White grubs, the larval stage of scarab beetles like the Japanese beetle or June beetle, are a common cause of severe damage to turfgrass. These pests feed voraciously on grass roots from mid-summer through the fall, often leading to large, unsightly brown patches in a previously healthy lawn. The destruction occurs because the grubs sever the root system, preventing the grass from absorbing the necessary water and nutrients. Taking action against these subterranean pests requires a multi-faceted strategy that begins with accurate identification and moves through targeted treatment and long-term prevention.
Identifying Grubs and Assessing Damage
Confirmation of a grub problem begins with recognizing the distinct signs they leave behind. Infested turf often develops irregular patches of brown, dying grass, and the area may feel unusually soft or spongy underfoot. The root system beneath the damaged turf is so severely eaten that the grass can be easily peeled back from the soil surface, much like rolling up a loose piece of carpet.
A clear indication of a significant infestation is the presence of secondary predators, such as skunks, raccoons, or moles, which tear up the lawn while digging for the grubs. A small square-foot section of turf should be cut and peeled back for inspection. The grubs themselves are creamy white, typically one-half to one inch long, and curl into a characteristic “C” shape. If the count exceeds approximately five to ten grubs per square foot, treatment is generally warranted to prevent widespread turf loss.
Biological and Natural Control Methods
Several biological agents offer effective grub control. Beneficial nematodes, specifically Heterorhabditis bacteriophora (Hb), are microscopic roundworms that actively seek out and infect grubs in the soil. The nematodes release a symbiotic bacteria that kills the host grub within 48 hours, and they are effective because they are “cruiser” nematodes that actively burrow to find their prey.
Nematodes are sensitive to heat and ultraviolet light, making application in the early morning or evening on an overcast day preferable. The soil must be kept moist, requiring thorough watering before and immediately after application, and remaining moist for at least two weeks to help the nematodes establish themselves. The ideal timing for this natural treatment is in the late summer or early fall when grubs are small, actively feeding, and closer to the soil surface.
Another biological option, though slower-acting, is the application of Milky Spore powder, which is a bacterium (Paenibacillus popilliae) that causes a disease specific to the grubs of the Japanese beetle. While it is a species-specific treatment and its effectiveness can take several years to become fully established, it provides a very long-term control method once the spores are distributed in the soil. Simple cultural practices can naturally deter grubs; for instance, allowing the top inch of soil to dry out during the peak beetle egg-laying period in mid-summer makes the area less attractive for the adults to lay their eggs.
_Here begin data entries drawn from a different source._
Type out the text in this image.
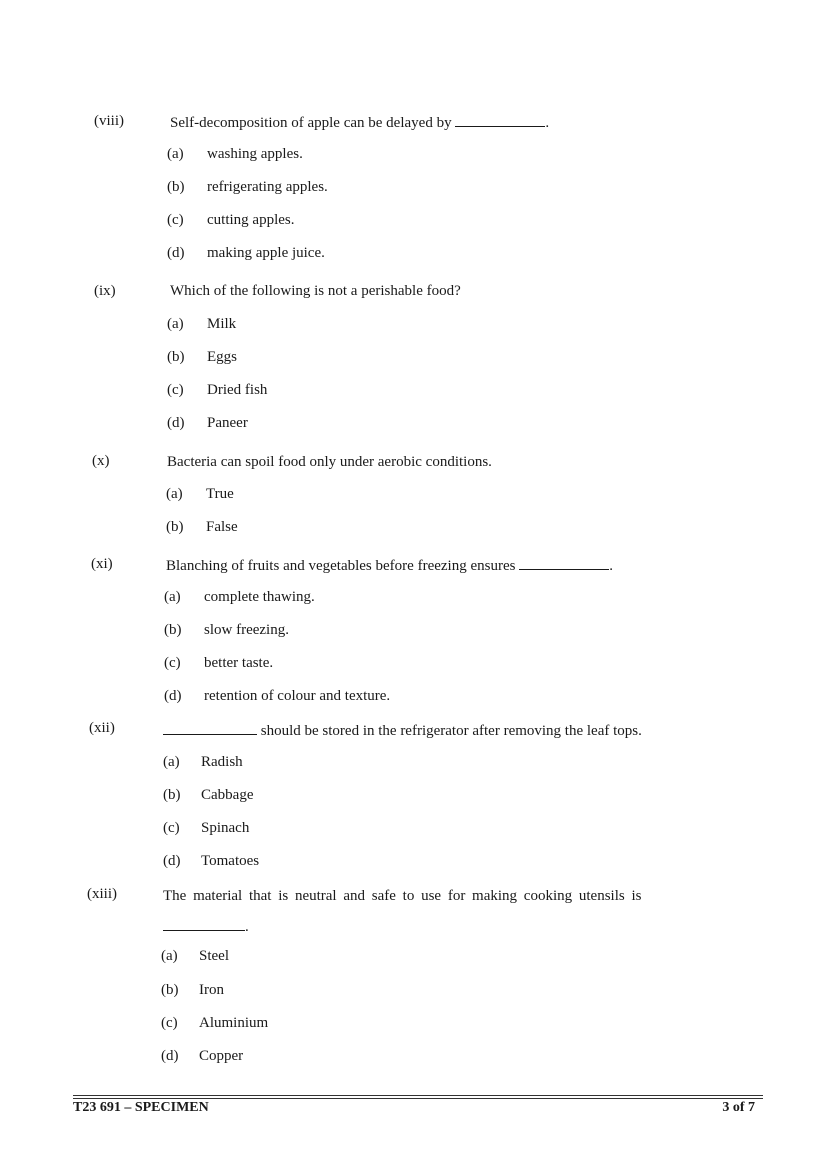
(viii)	Self-decomposition of apple can be delayed by	.
(a) washing apples.
(b) refrigerating apples.
(c) cutting apples.
(d) making apple juice.
(ix)	Which of the following is not a perishable food?
(a) Milk
(b) Eggs
(c) Dried fish
(d) Paneer
(x)	Bacteria can spoil food only under aerobic conditions.
(a) True
(b) False
(xi)	Blanching of fruits and vegetables before freezing ensures	.
(a) complete thawing.
(b) slow freezing.
(c) better taste.
(d) retention of colour and texture.
(xii)	should be stored in the refrigerator after removing the leaf tops.
(a) Radish
(b) Cabbage
(c) Spinach
(d) Tomatoes
(xiii)	The material that is neutral and safe to use for making cooking utensils is
.
(a) Steel
(b) Iron
(c) Aluminium
(d) Copper
T23 691 – SPECIMEN	3 of 7
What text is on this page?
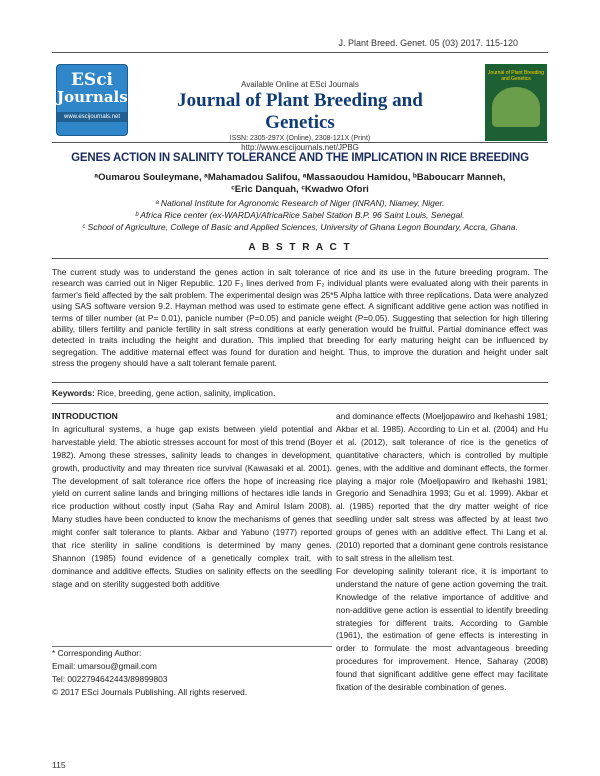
J. Plant Breed. Genet. 05 (03) 2017. 115-120
ESci
Journals
www.escijournals.net
Available Online at ESci Journals
Journal of Plant Breeding and Genetics
ISSN: 2305-297X (Online), 2308-121X (Print)
http://www.escijournals.net/JPBG
Journal of Plant Breeding and Genetics
GENES ACTION IN SALINITY TOLERANCE AND THE IMPLICATION IN RICE BREEDING
ᵃOumarou Souleymane, ᵃMahamadou Salifou, ᵃMassaoudou Hamidou, ᵇBaboucarr Manneh,
ᶜEric Danquah, ᶜKwadwo Ofori
ᵃ National Institute for Agronomic Research of Niger (INRAN), Niamey, Niger.
ᵇ Africa Rice center (ex-WARDA)/AfricaRice Sahel Station B.P. 96 Saint Louis, Senegal.
ᶜ School of Agriculture, College of Basic and Applied Sciences, University of Ghana Legon Boundary, Accra, Ghana.
A B S T R A C T
The current study was to understand the genes action in salt tolerance of rice and its use in the future breeding program. The research was carried out in Niger Republic. 120 F₃ lines derived from F₂ individual plants were evaluated along with their parents in farmer's field affected by the salt problem. The experimental design was 25*5 Alpha lattice with three replications. Data were analyzed using SAS software version 9.2. Hayman method was used to estimate gene effect. A significant additive gene action was notified in terms of tiller number (at P= 0.01), panicle number (P=0.05) and panicle weight (P=0.05). Suggesting that selection for high tillering ability, tillers fertility and panicle fertility in salt stress conditions at early generation would be fruitful. Partial dominance effect was detected in traits including the height and duration. This implied that breeding for early maturing height can be influenced by segregation. The additive maternal effect was found for duration and height. Thus, to improve the duration and height under salt stress the progeny should have a salt tolerant female parent.
Keywords: Rice, breeding, gene action, salinity, implication.
INTRODUCTION

In agricultural systems, a huge gap exists between yield potential and harvestable yield. The abiotic stresses account for most of this trend (Boyer 1982). Among these stresses, salinity leads to changes in development, growth, productivity and may threaten rice survival (Kawasaki et al. 2001). The development of salt tolerance rice offers the hope of increasing rice yield on current saline lands and bringing millions of hectares idle lands in rice production without costly input (Saha Ray and Amirul Islam 2008). Many studies have been conducted to know the mechanisms of genes that might confer salt tolerance to plants. Akbar and Yabuno (1977) reported that rice sterility in saline conditions is determined by many genes. Shannon (1985) found evidence of a genetically complex trait, with dominance and additive effects. Studies on salinity effects on the seedling stage and on sterility suggested both additive

* Corresponding Author:
Email: umarsou@gmail.com
Tel: 0022794642443/89899803
© 2017 ESci Journals Publishing. All rights reserved.

and dominance effects (Moeljopawiro and Ikehashi 1981; Akbar et al. 1985). According to Lin et al. (2004) and Hu et al. (2012), salt tolerance of rice is the genetics of quantitative characters, which is controlled by multiple genes, with the additive and dominant effects, the former playing a major role (Moeljopawiro and Ikehashi 1981; Gregorio and Senadhira 1993; Gu et al. 1999). Akbar et al. (1985) reported that the dry matter weight of rice seedling under salt stress was affected by at least two groups of genes with an additive effect. Thi Lang et al. (2010) reported that a dominant gene controls resistance to salt stress in the allelism test.

For developing salinity tolerant rice, it is important to understand the nature of gene action governing the trait. Knowledge of the relative importance of additive and non-additive gene action is essential to identify breeding strategies for different traits. According to Gamble (1961), the estimation of gene effects is interesting in order to formulate the most advantageous breeding procedures for improvement. Hence, Saharay (2008) found that significant additive gene effect may facilitate fixation of the desirable combination of genes.

115
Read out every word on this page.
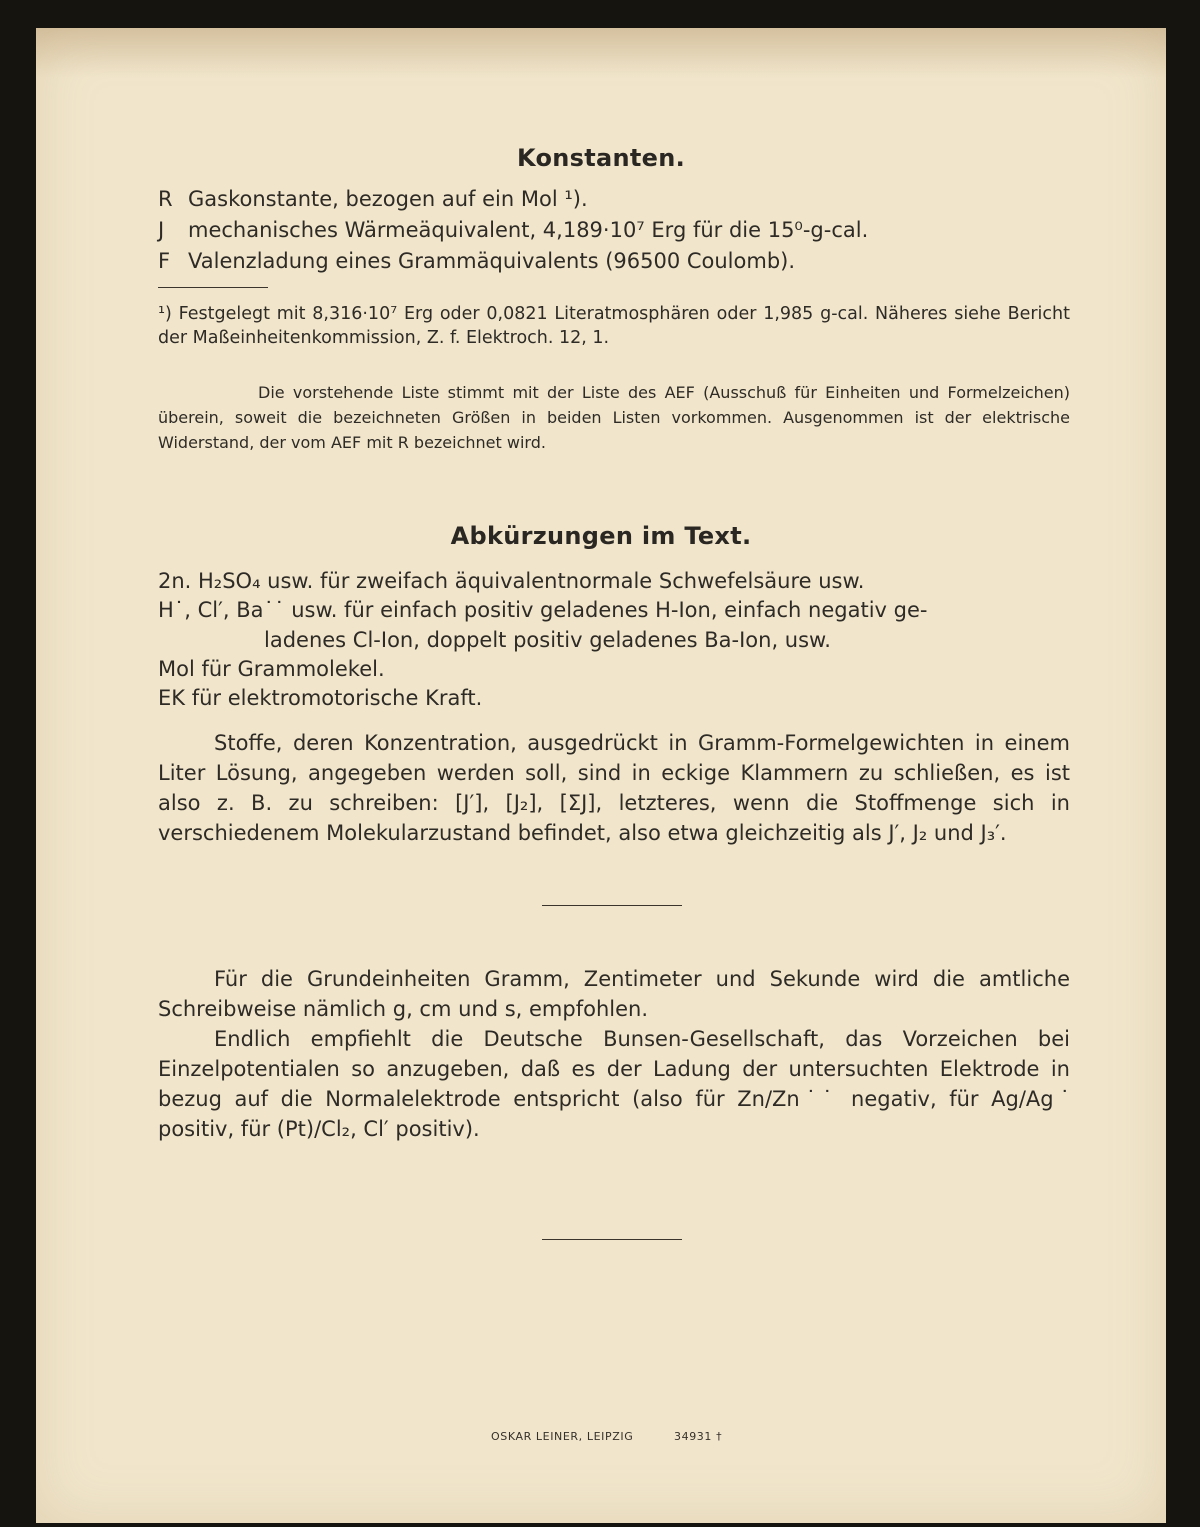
Konstanten.
R Gaskonstante, bezogen auf ein Mol ¹).
J mechanisches Wärmeäquivalent, 4,189·10⁷ Erg für die 15⁰-g-cal.
F Valenzladung eines Grammäquivalents (96500 Coulomb).
¹) Festgelegt mit 8,316·10⁷ Erg oder 0,0821 Literatmosphären oder 1,985 g-cal. Näheres siehe Bericht der Maßeinheitenkommission, Z. f. Elektroch. 12, 1.
Die vorstehende Liste stimmt mit der Liste des AEF (Ausschuß für Einheiten und Formelzeichen) überein, soweit die bezeichneten Größen in beiden Listen vorkommen. Ausgenommen ist der elektrische Widerstand, der vom AEF mit R bezeichnet wird.
Abkürzungen im Text.
2n. H₂SO₄ usw. für zweifach äquivalentnormale Schwefelsäure usw.
H˙, Cl′, Ba˙˙ usw. für einfach positiv geladenes H-Ion, einfach negativ ge-
ladenes Cl-Ion, doppelt positiv geladenes Ba-Ion, usw.
Mol für Grammolekel.
EK für elektromotorische Kraft.
Stoffe, deren Konzentration, ausgedrückt in Gramm-Formelgewichten in einem Liter Lösung, angegeben werden soll, sind in eckige Klammern zu schließen, es ist also z. B. zu schreiben: [J′], [J₂], [ΣJ], letzteres, wenn die Stoffmenge sich in verschiedenem Molekularzustand befindet, also etwa gleichzeitig als J′, J₂ und J₃′.
Für die Grundeinheiten Gramm, Zentimeter und Sekunde wird die amtliche Schreibweise nämlich g, cm und s, empfohlen.
Endlich empfiehlt die Deutsche Bunsen-Gesellschaft, das Vorzeichen bei Einzelpotentialen so anzugeben, daß es der Ladung der untersuchten Elektrode in bezug auf die Normalelektrode entspricht (also für Zn/Zn˙˙ negativ, für Ag/Ag˙ positiv, für (Pt)/Cl₂, Cl′ positiv).
OSKAR LEINER, LEIPZIG	34931 †
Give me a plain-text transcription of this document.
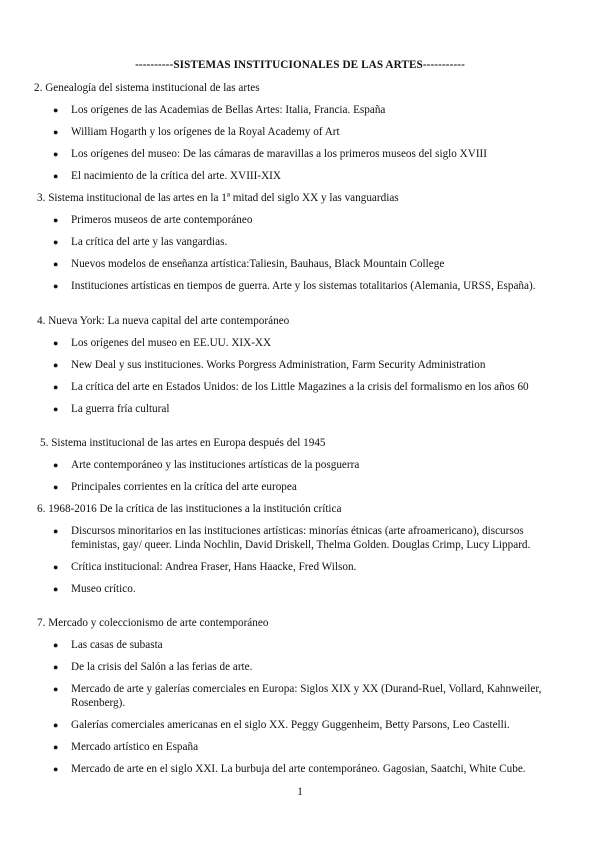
----------SISTEMAS INSTITUCIONALES DE LAS ARTES-----------
2. Genealogía del sistema institucional de las artes
● Los orígenes de las Academias de Bellas Artes: Italia, Francia. España
● William Hogarth y los orígenes de la Royal Academy of Art
● Los orígenes del museo: De las cámaras de maravillas a los primeros museos del siglo XVIII
● El nacimiento de la crítica del arte. XVIII-XIX
3. Sistema institucional de las artes en la 1ª mitad del siglo XX y las vanguardias
● Primeros museos de arte contemporáneo
● La crítica del arte y las vangardias.
● Nuevos modelos de enseñanza artística:Taliesin, Bauhaus, Black Mountain College
● Instituciones artísticas en tiempos de guerra. Arte y los sistemas totalitarios (Alemania, URSS, España).
4. Nueva York: La nueva capital del arte contemporáneo
● Los orígenes del museo en EE.UU. XIX-XX
● New Deal y sus instituciones. Works Porgress Administration, Farm Security Administration
● La crítica del arte en Estados Unidos: de los Little Magazines a la crisis del formalismo en los años 60
● La guerra fría cultural
5. Sistema institucional de las artes en Europa después del 1945
● Arte contemporáneo y las instituciones artísticas de la posguerra
● Principales corrientes en la crítica del arte europea
6. 1968-2016 De la crítica de las instituciones a la institución crítica
● Discursos minoritarios en las instituciones artísticas: minorías étnicas (arte afroamericano), discursos feministas, gay/ queer. Linda Nochlin, David Driskell, Thelma Golden. Douglas Crimp, Lucy Lippard.
● Crítica institucional: Andrea Fraser, Hans Haacke, Fred Wilson.
● Museo crítico.
7. Mercado y coleccionismo de arte contemporáneo
● Las casas de subasta
● De la crisis del Salón a las ferias de arte.
● Mercado de arte y galerías comerciales en Europa: Siglos XIX y XX (Durand-Ruel, Vollard, Kahnweiler, Rosenberg).
● Galerías comerciales americanas en el siglo XX. Peggy Guggenheim, Betty Parsons, Leo Castelli.
● Mercado artístico en España
● Mercado de arte en el siglo XXI. La burbuja del arte contemporáneo. Gagosian, Saatchi, White Cube.
1
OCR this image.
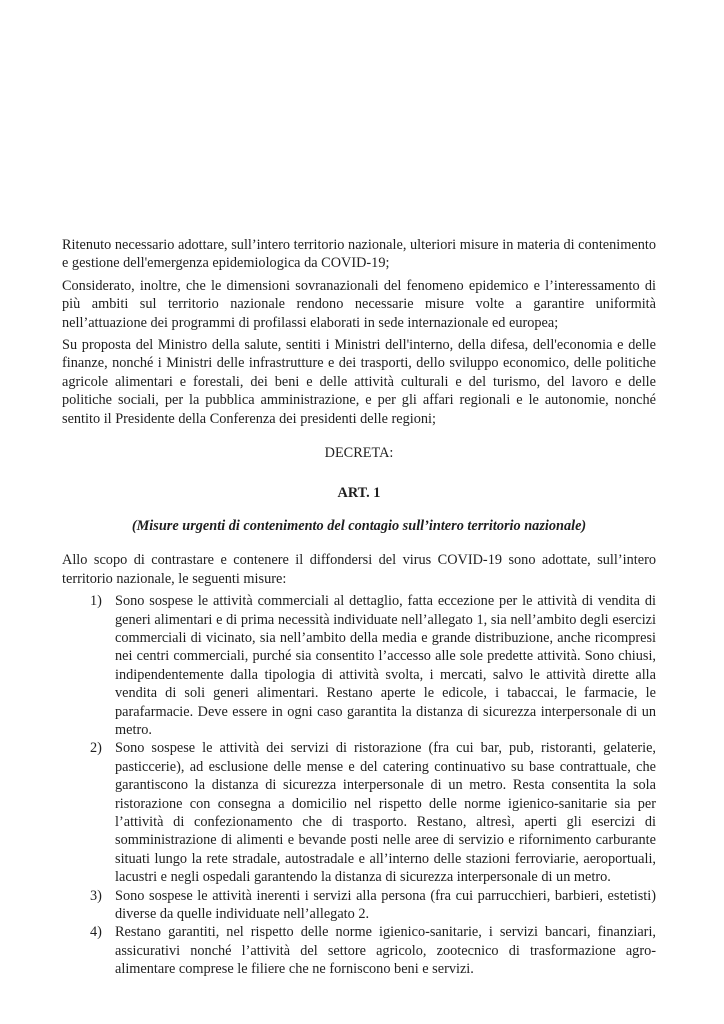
Ritenuto necessario adottare, sull’intero territorio nazionale, ulteriori misure in materia di contenimento e gestione dell'emergenza epidemiologica da COVID-19;

Considerato, inoltre, che le dimensioni sovranazionali del fenomeno epidemico e l’interessamento di più ambiti sul territorio nazionale rendono necessarie misure volte a garantire uniformità nell’attuazione dei programmi di profilassi elaborati in sede internazionale ed europea;

Su proposta del Ministro della salute, sentiti i Ministri dell'interno, della difesa, dell'economia e delle finanze, nonché i Ministri delle infrastrutture e dei trasporti, dello sviluppo economico, delle politiche agricole alimentari e forestali, dei beni e delle attività culturali e del turismo, del lavoro e delle politiche sociali, per la pubblica amministrazione, e per gli affari regionali e le autonomie, nonché sentito il Presidente della Conferenza dei presidenti delle regioni;

DECRETA:

ART. 1

(Misure urgenti di contenimento del contagio sull’intero territorio nazionale)

Allo scopo di contrastare e contenere il diffondersi del virus COVID-19 sono adottate, sull’intero territorio nazionale, le seguenti misure:

1) Sono sospese le attività commerciali al dettaglio, fatta eccezione per le attività di vendita di generi alimentari e di prima necessità individuate nell’allegato 1, sia nell’ambito degli esercizi commerciali di vicinato, sia nell’ambito della media e grande distribuzione, anche ricompresi nei centri commerciali, purché sia consentito l’accesso alle sole predette attività. Sono chiusi, indipendentemente dalla tipologia di attività svolta, i mercati, salvo le attività dirette alla vendita di soli generi alimentari. Restano aperte le edicole, i tabaccai, le farmacie, le parafarmacie. Deve essere in ogni caso garantita la distanza di sicurezza interpersonale di un metro.
2) Sono sospese le attività dei servizi di ristorazione (fra cui bar, pub, ristoranti, gelaterie, pasticcerie), ad esclusione delle mense e del catering continuativo su base contrattuale, che garantiscono la distanza di sicurezza interpersonale di un metro. Resta consentita la sola ristorazione con consegna a domicilio nel rispetto delle norme igienico-sanitarie sia per l’attività di confezionamento che di trasporto. Restano, altresì, aperti gli esercizi di somministrazione di alimenti e bevande posti nelle aree di servizio e rifornimento carburante situati lungo la rete stradale, autostradale e all’interno delle stazioni ferroviarie, aeroportuali, lacustri e negli ospedali garantendo la distanza di sicurezza interpersonale di un metro.
3) Sono sospese le attività inerenti i servizi alla persona (fra cui parrucchieri, barbieri, estetisti) diverse da quelle individuate nell’allegato 2.
4) Restano garantiti, nel rispetto delle norme igienico-sanitarie, i servizi bancari, finanziari, assicurativi nonché l’attività del settore agricolo, zootecnico di trasformazione agro-alimentare comprese le filiere che ne forniscono beni e servizi.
Chemical Treatment Strategies
Chemical insecticides are often utilized, but their effectiveness depends entirely on the timing and type of product chosen. Preventative products are applied early in the season to stop grubs from causing damage, while curative products are used later to address an existing problem.
Preventative treatments are significantly more effective, often providing 75-100% control, and should be applied before the eggs hatch in mid-summer. Products containing the active ingredient chlorantraniliprole are highly valued because they are less water-soluble and provide a long residual effect, allowing them to be applied as early as April or May for season-long protection. Other preventative ingredients like imidacloprid or clothianidin should be applied in June or July, closer to the time of grub hatching, and require immediate irrigation of at least 0.5 inches of water to move the chemical into the root zone.
Curative, or rescue, treatments are necessary when damage is already visible in the late summer or fall, but they are less effective than preventative measures, often yielding 20-80% control. The active ingredients trichlorfon or carbaryl are the most common options for rapidly killing larger, actively feeding grubs. These products are short-lived and must be watered into the soil immediately after application to reach the grubs before they move deeper into the soil to overwinter.
Long-Term Prevention Through Lawn Care
Shifting the focus from elimination to prevention can make a lawn environment much less hospitable to egg-laying adult beetles. A simple adjustment in mowing height can provide a degree of protection, as maintaining a taller grass height, typically between three and four inches, discourages female beetles from laying their eggs in the turf.
Proper watering techniques also play a significant role in making the lawn less appealing to beetles. While deep, infrequent watering encourages strong root growth that can withstand minor feeding, it is helpful to allow the topsoil to dry out during the peak egg-laying season in mid-summer. A healthy, dense lawn with robust root systems naturally tolerates higher grub populations without showing visible damage. Practices like regular aeration and balanced fertilization promote deep root development, which helps the turf recover more quickly from any minor root damage that may occur.